By customizing your chunking strategy to fit the specific format of your documents, you can better manage and process diverse types of data. This tailored approach ensures that you handle different data formats effectively, maintaining the integrity and meaning of the original content.

In [None]:
MD_FILE_NAME="sample-markdown.md"
with open(MD_FILE_NAME, "r", encoding="utf-8") as file:
        markdown_txt=file.read()
print(markdown_txt)

In [None]:
from langchain.text_splitter import MarkdownTextSplitter
splitter = MarkdownTextSplitter(chunk_size = 100, chunk_overlap=0)
splitter.create_documents([markdown_txt])

### Semantic Chunking

Semantic Chunking involves dividing text based on semantic similarity. This technique helps in creating more coherent and contextually relevant text segments.

#### Overview
The process begins by splitting the text into individual sentences. These sentences are then grouped into clusters of three. Subsequently, similar clusters are merged based on their proximity in the embedding space, ensuring that the final chunks are semantically cohesive.

In [None]:
%pip install --quiet langchain_experimental langchain_openai

In [None]:
from langchain_experimental.text_splitter import SemanticChunker
from langchain_openai import AzureOpenAIEmbeddings
#from langchain_openai.embeddings import OpenAIEmbeddings
import os
from dotenv import load_dotenv


load_dotenv()

FILE_NAME="samp1.txt"
with open(FILE_NAME, "r", encoding="utf-8") as file:
        text=file.read()

azure_openai_endpoint = os.environ["AZURE_OPENAI_ENDPOINT"]
azure_openai_key = os.environ["AZURE_OPENAI_API_KEY"] if len(os.environ["AZURE_OPENAI_API_KEY"]) > 0 else None
azure_openai_embedding_deployment = os.environ["AZURE_OPENAI_EMBEDDING_DEPLOYMENT_NAME"]
embedding_model_name = os.environ["AZURE_OPENAI_EMBEDDING_MODEL"]
azure_openai_api_version = os.environ["OPENAI_API_VERSION"]
openai_api_type = os.environ["OPENAI_API_TYPE"]
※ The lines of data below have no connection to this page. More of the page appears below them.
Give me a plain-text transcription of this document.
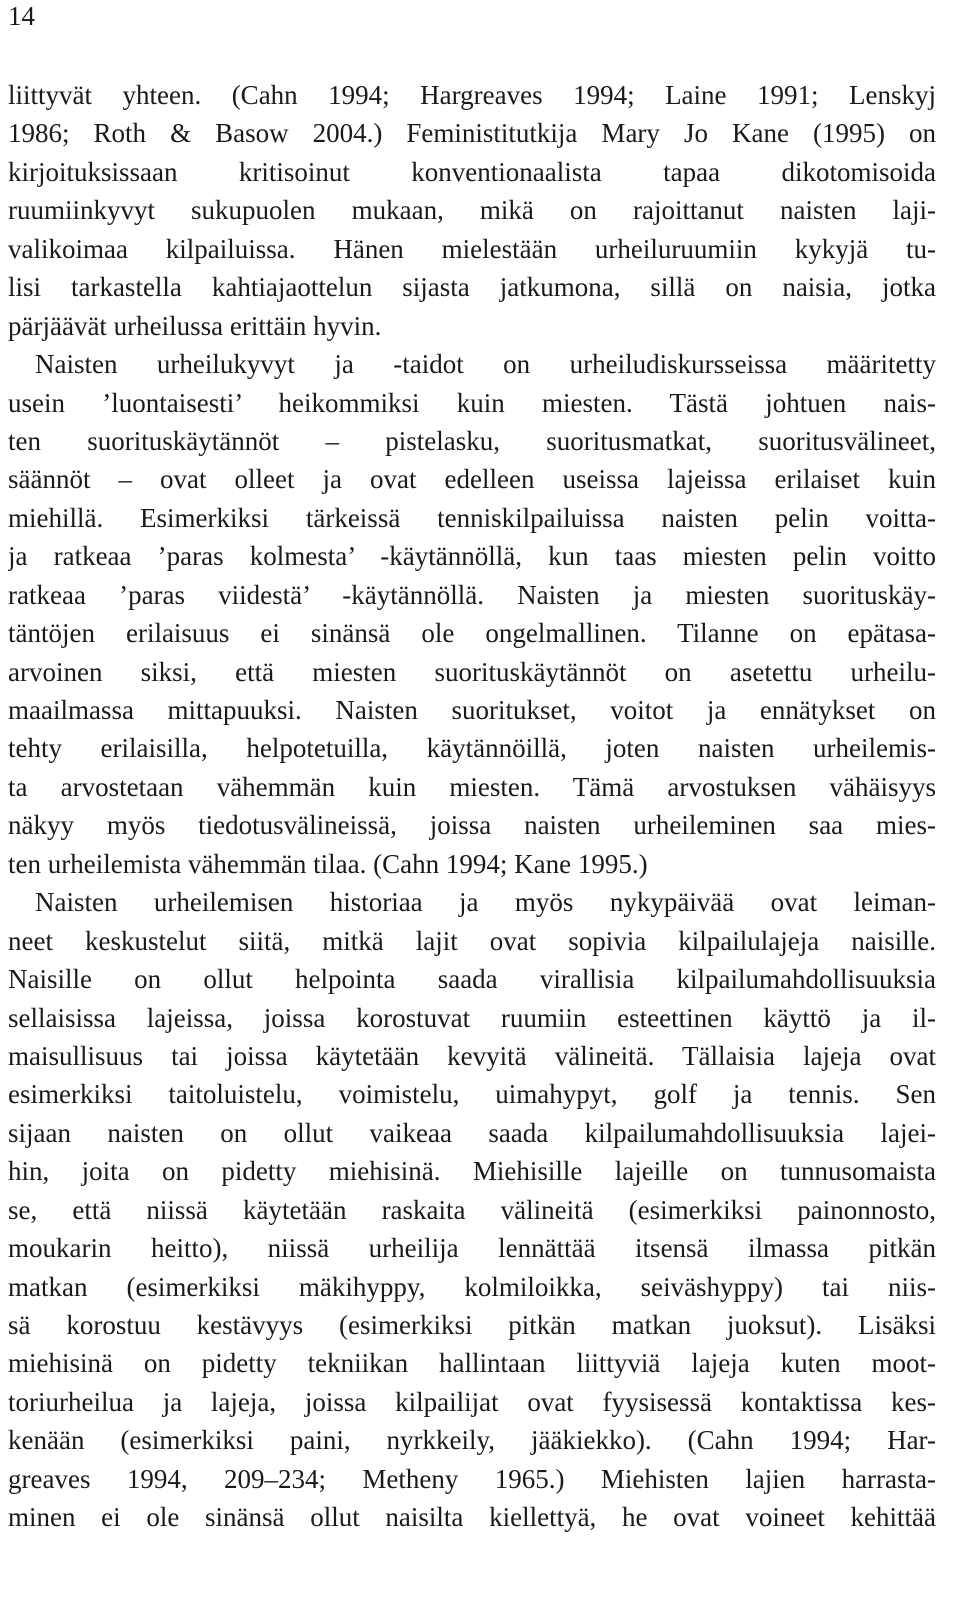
14
liittyvät yhteen. (Cahn 1994; Hargreaves 1994; Laine 1991; Lenskyj
1986; Roth & Basow 2004.) Feministitutkija Mary Jo Kane (1995) on
kirjoituksissaan kritisoinut konventionaalista tapaa dikotomisoida
ruumiinkyvyt sukupuolen mukaan, mikä on rajoittanut naisten laji-
valikoimaa kilpailuissa. Hänen mielestään urheiluruumiin kykyjä tu-
lisi tarkastella kahtiajaottelun sijasta jatkumona, sillä on naisia, jotka
pärjäävät urheilussa erittäin hyvin.
Naisten urheilukyvyt ja -taidot on urheiludiskursseissa määritetty
usein ’luontaisesti’ heikommiksi kuin miesten. Tästä johtuen nais-
ten suorituskäytännöt – pistelasku, suoritusmatkat, suoritusvälineet,
säännöt – ovat olleet ja ovat edelleen useissa lajeissa erilaiset kuin
miehillä. Esimerkiksi tärkeissä tenniskilpailuissa naisten pelin voitta-
ja ratkeaa ’paras kolmesta’ -käytännöllä, kun taas miesten pelin voitto
ratkeaa ’paras viidestä’ -käytännöllä. Naisten ja miesten suorituskäy-
täntöjen erilaisuus ei sinänsä ole ongelmallinen. Tilanne on epätasa-
arvoinen siksi, että miesten suorituskäytännöt on asetettu urheilu-
maailmassa mittapuuksi. Naisten suoritukset, voitot ja ennätykset on
tehty erilaisilla, helpotetuilla, käytännöillä, joten naisten urheilemis-
ta arvostetaan vähemmän kuin miesten. Tämä arvostuksen vähäisyys
näkyy myös tiedotusvälineissä, joissa naisten urheileminen saa mies-
ten urheilemista vähemmän tilaa. (Cahn 1994; Kane 1995.)
Naisten urheilemisen historiaa ja myös nykypäivää ovat leiman-
neet keskustelut siitä, mitkä lajit ovat sopivia kilpailulajeja naisille.
Naisille on ollut helpointa saada virallisia kilpailumahdollisuuksia
sellaisissa lajeissa, joissa korostuvat ruumiin esteettinen käyttö ja il-
maisullisuus tai joissa käytetään kevyitä välineitä. Tällaisia lajeja ovat
esimerkiksi taitoluistelu, voimistelu, uimahypyt, golf ja tennis. Sen
sijaan naisten on ollut vaikeaa saada kilpailumahdollisuuksia lajei-
hin, joita on pidetty miehisinä. Miehisille lajeille on tunnusomaista
se, että niissä käytetään raskaita välineitä (esimerkiksi painonnosto,
moukarin heitto), niissä urheilija lennättää itsensä ilmassa pitkän
matkan (esimerkiksi mäkihyppy, kolmiloikka, seiväshyppy) tai niis-
sä korostuu kestävyys (esimerkiksi pitkän matkan juoksut). Lisäksi
miehisinä on pidetty tekniikan hallintaan liittyviä lajeja kuten moot-
toriurheilua ja lajeja, joissa kilpailijat ovat fyysisessä kontaktissa kes-
kenään (esimerkiksi paini, nyrkkeily, jääkiekko). (Cahn 1994; Har-
greaves 1994, 209–234; Metheny 1965.) Miehisten lajien harrasta-
minen ei ole sinänsä ollut naisilta kiellettyä, he ovat voineet kehittää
embeddings = AzureOpenAIEmbeddings(
    model=embedding_model_name,
    deployment=embedding_model_name,
    openai_api_type = openai_api_type,
    openai_api_version = azure_openai_api_version,
    azure_endpoint = azure_openai_endpoint,
    openai_api_key = azure_openai_key,
    embedding_ctx_length=8191,
    chunk_size=1000,
    max_retries=6
)

text_splitter = SemanticChunker(AzureOpenAIEmbeddings())
docs = text_splitter.create_documents([text])
print(docs[0].page_content)

In [None]:
print(docs[1].page_content)